Every person on our planet will have their own preferences and opinions to share on brands. We’re not here to tell you what to buy or where. We’re here to share two standards of measuring one model against another:
- 1Clean air delivery rate. The CADR determines how many pollutants the filter protects from and how many it lets slip through. The EPA measures the amount of contaminant-free air delivered in cubic feet per minute to determine its effectiveness. According to the Association of Home Appliance Manufacturers, this factor alone can outweigh any other. If one filter siphons more contaminants than another, the investment is worthwhile.
- 2MERV: the minimum efficiency reporting value, created by The American Society of Heating, Refrigerating, and Air-Conditioning. This determines the size of each particle that particular model can capture.
Now that we know how to measure them, why don’t we put those skills to the test? Let’s look at the four types of available whole home air purifiers.
Types of Whole Home Air Purifiers
These purifiers, crafted from matted-fiberglass, work in conjunction with forced-air furnaces. Unfortunately, their lifespan is abysmal, needing replacement once per month.
These filters do a decent job of withholding dust. Other microscopic particles, however, can slip through the cracks and irritate lung tissue.
If you’re dead-set on flat filters, consider utilizing pleated filters. These function the same way, but allow more fiberglass to be packed in the same amount of space. Pleated filters typically last two to three times as long as basic, flat filters. Costing an average of $15 more, there’s little reason not to splurge.
If there’s one massive benefit to flat filters over the others, it’s that these can be self-installed. While professionals can be called in to do the work instead, those on a budget can manage these with little risk.
Extended Media Filters
These filters resemble boxes, each of them approximately eight inches thick. This additional padding prevents thinner particles from penetrating their defenses. Otherwise, they function almost identically to their flat filter variants.
The bad news? They require professional installation. Not to mention, they can cost anywhere from $400-$600 upon installation and a tenth of that for annual replacements.
These whole home air purifiers have another name: electrostatic precipitators. Electronic models are incorporated directly into the duct work. That way, you will never need to see them after installation ends.
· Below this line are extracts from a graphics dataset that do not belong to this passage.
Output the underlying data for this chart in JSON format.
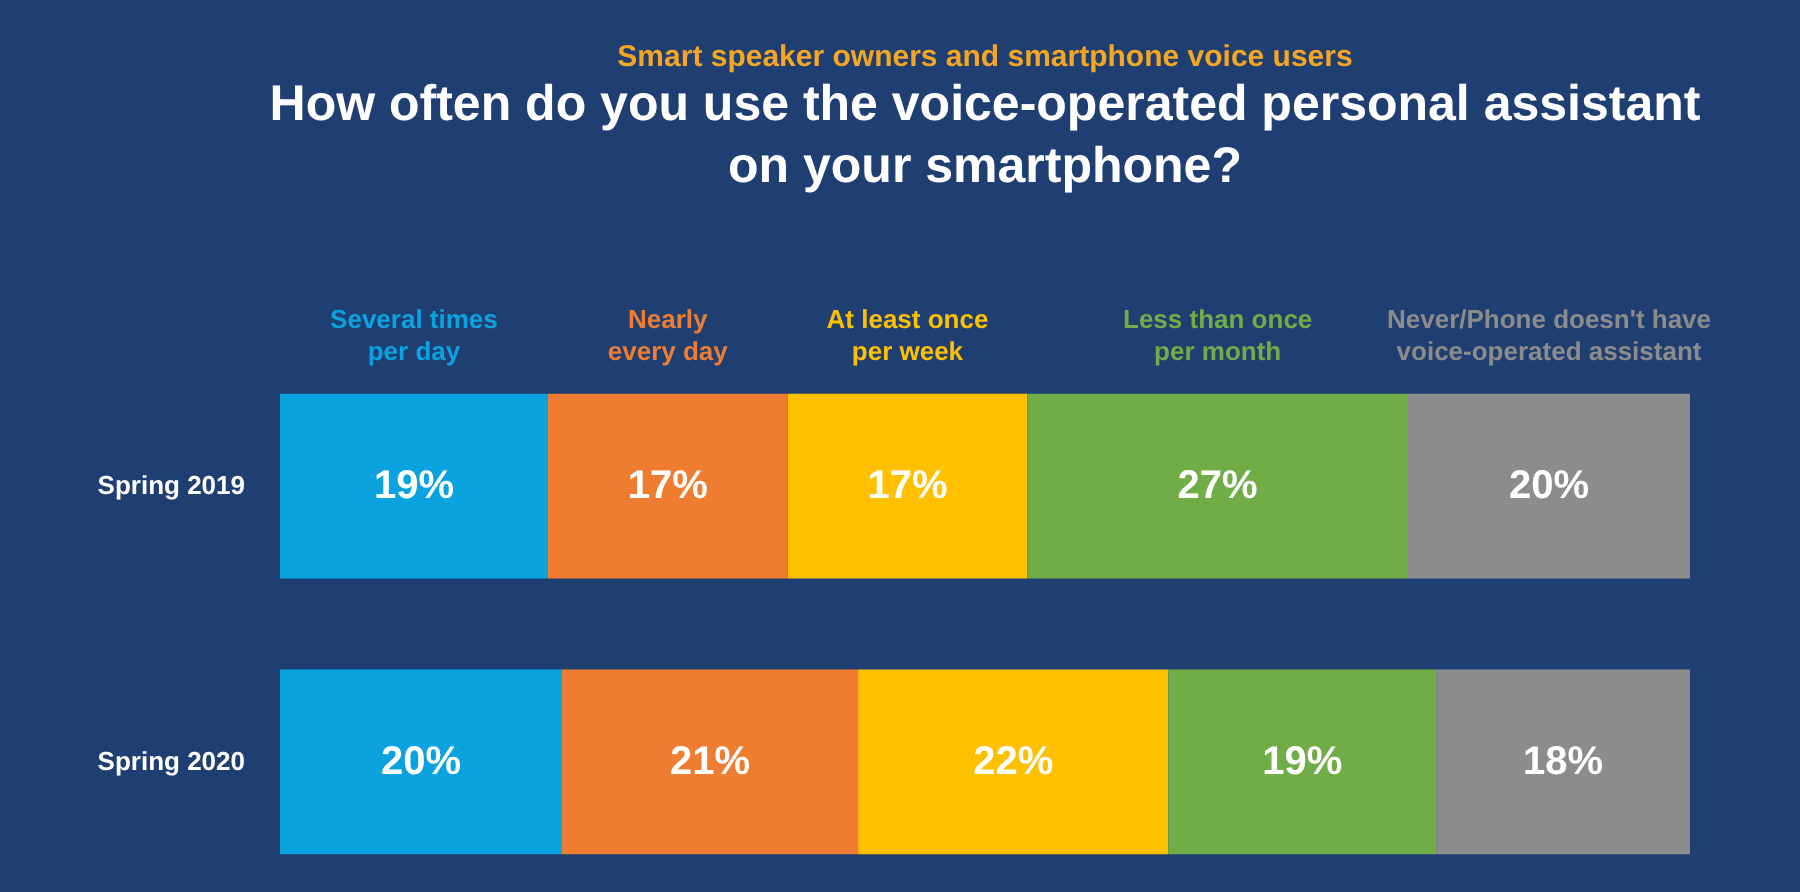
{
  "chart_data": {
    "type": "bar",
    "orientation": "horizontal",
    "stacked": true,
    "title": "Smart speaker owners and smartphone voice users",
    "subtitle": "How often do you use the voice-operated personal assistant on your smartphone?",
    "categories": [
      "Spring 2019",
      "Spring 2020"
    ],
    "series": [
      {
        "name": "Several times per day",
        "color": "#0aa3e0",
        "values": [
          19,
          20
        ],
        "value_labels": [
          "19%",
          "20%"
        ]
      },
      {
        "name": "Nearly every day",
        "color": "#ef7d31",
        "values": [
          17,
          21
        ],
        "value_labels": [
          "17%",
          "21%"
        ]
      },
      {
        "name": "At least once per week",
        "color": "#ffc000",
        "values": [
          17,
          22
        ],
        "value_labels": [
          "17%",
          "22%"
        ]
      },
      {
        "name": "Less than once per month",
        "color": "#70ad47",
        "values": [
          27,
          19
        ],
        "value_labels": [
          "27%",
          "19%"
        ]
      },
      {
        "name": "Never/Phone doesn't have voice-operated assistant",
        "color": "#8c8c8c",
        "values": [
          20,
          18
        ],
        "value_labels": [
          "20%",
          "18%"
        ]
      }
    ]
  }
}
These filters release a high-voltage electric current that charges the incoming particles. These charged particles are then attracted to the other end of the unit. The other end acts like a magnet, imprisoning and disposing of these paralyzed particles.
Compared to the prior two models, electronic filters work especially well at dissipating smoke. In homes of smokers, present or prior, these can make a world of difference. But their value doesn’t stop at smoke. Electronic filters are estimated to work thirty times better than their fiberglass counterparts.
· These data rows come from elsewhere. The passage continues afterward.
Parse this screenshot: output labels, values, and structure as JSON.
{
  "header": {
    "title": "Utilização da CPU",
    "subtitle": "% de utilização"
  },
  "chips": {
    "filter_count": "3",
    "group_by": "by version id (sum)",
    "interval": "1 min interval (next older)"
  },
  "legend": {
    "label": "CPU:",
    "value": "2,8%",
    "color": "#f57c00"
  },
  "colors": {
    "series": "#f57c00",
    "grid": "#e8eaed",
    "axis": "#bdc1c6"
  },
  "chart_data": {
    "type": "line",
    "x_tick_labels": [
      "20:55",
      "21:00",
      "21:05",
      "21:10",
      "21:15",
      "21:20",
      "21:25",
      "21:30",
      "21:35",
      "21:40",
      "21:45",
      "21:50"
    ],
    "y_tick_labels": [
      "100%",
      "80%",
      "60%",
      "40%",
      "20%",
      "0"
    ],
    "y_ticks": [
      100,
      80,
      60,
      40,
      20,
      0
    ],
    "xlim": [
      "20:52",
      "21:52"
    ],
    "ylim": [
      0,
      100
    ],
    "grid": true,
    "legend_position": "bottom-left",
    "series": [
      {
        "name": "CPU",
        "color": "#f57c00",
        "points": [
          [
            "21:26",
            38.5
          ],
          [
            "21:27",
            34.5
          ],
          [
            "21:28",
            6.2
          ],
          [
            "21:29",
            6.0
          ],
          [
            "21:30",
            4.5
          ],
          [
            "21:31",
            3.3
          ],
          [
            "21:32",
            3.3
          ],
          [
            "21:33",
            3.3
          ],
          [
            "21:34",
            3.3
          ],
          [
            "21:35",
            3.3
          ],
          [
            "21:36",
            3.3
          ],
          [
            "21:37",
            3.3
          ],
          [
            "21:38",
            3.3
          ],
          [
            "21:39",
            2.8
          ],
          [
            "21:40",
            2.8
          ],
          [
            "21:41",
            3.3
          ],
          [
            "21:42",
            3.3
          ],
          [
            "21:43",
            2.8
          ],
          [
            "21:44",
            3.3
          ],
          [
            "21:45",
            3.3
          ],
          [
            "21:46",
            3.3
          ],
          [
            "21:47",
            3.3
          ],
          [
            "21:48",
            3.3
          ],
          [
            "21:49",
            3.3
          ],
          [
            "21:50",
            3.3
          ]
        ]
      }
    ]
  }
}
Even better? They never need replacing. You will, however, need to clean them with soapy water every few months to ensure their stability.
The only downside comes with their cost. These can run customers anywhere from $600 to $1,000 for installation alone. Be certain you have a 120-volt electrical outlet nearby to spare! They’ll need it.
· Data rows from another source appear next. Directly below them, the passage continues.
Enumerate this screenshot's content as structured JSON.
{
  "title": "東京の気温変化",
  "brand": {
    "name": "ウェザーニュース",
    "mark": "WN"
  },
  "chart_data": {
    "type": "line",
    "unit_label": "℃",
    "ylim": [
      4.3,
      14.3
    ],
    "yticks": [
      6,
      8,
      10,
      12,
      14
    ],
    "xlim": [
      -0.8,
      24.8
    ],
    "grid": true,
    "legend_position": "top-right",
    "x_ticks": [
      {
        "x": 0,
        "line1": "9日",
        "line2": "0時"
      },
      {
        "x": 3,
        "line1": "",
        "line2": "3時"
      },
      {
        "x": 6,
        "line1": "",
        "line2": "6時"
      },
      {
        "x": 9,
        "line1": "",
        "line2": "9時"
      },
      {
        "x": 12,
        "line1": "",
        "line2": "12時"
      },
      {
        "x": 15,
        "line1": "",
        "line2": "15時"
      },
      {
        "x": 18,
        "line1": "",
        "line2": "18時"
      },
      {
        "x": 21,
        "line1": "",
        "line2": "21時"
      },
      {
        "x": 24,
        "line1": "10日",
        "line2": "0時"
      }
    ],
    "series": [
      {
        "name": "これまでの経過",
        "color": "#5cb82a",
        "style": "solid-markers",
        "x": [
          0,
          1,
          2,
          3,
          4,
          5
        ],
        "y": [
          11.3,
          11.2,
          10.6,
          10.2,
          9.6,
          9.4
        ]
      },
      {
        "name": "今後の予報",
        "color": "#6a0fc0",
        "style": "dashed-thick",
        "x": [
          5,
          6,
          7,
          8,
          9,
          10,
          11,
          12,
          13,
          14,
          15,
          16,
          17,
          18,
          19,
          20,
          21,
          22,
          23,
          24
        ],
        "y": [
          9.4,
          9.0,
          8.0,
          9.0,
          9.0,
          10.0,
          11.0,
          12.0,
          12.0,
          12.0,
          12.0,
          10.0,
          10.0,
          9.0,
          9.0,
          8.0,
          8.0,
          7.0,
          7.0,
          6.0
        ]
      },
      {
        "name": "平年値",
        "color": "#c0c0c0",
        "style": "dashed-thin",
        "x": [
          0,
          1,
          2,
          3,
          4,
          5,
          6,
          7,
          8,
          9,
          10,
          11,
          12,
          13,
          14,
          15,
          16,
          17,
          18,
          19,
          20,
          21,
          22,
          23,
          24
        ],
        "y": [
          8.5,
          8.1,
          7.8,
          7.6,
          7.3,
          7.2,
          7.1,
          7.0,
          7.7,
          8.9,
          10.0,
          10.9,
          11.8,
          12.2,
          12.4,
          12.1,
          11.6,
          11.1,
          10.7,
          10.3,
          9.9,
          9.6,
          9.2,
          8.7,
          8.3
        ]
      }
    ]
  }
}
While not a model of their own, ultraviolet filters are an important portion of electrostatic precipitators. These add-ons eliminate bacteria and viruses in the air that other filters cannot catch.
The catch? They’re an extra $400 to $800 more to purchase. Consider the cost before taking the plunge.
Are Whole Home Air Purifiers Worth It?
At the end of the day, only you can answer this question with certainty. The lack of testing cannot verify their effectiveness and the price could prove contentious.
However, they could change more than the quality of your air – they could change the quality of your life. Whole home air purifiers could purge your house of pollutants that have overstayed their welcome. They could leave your lungs able to breathe without inhibition, maybe for the first time. Don’t you deserve a hygienic home?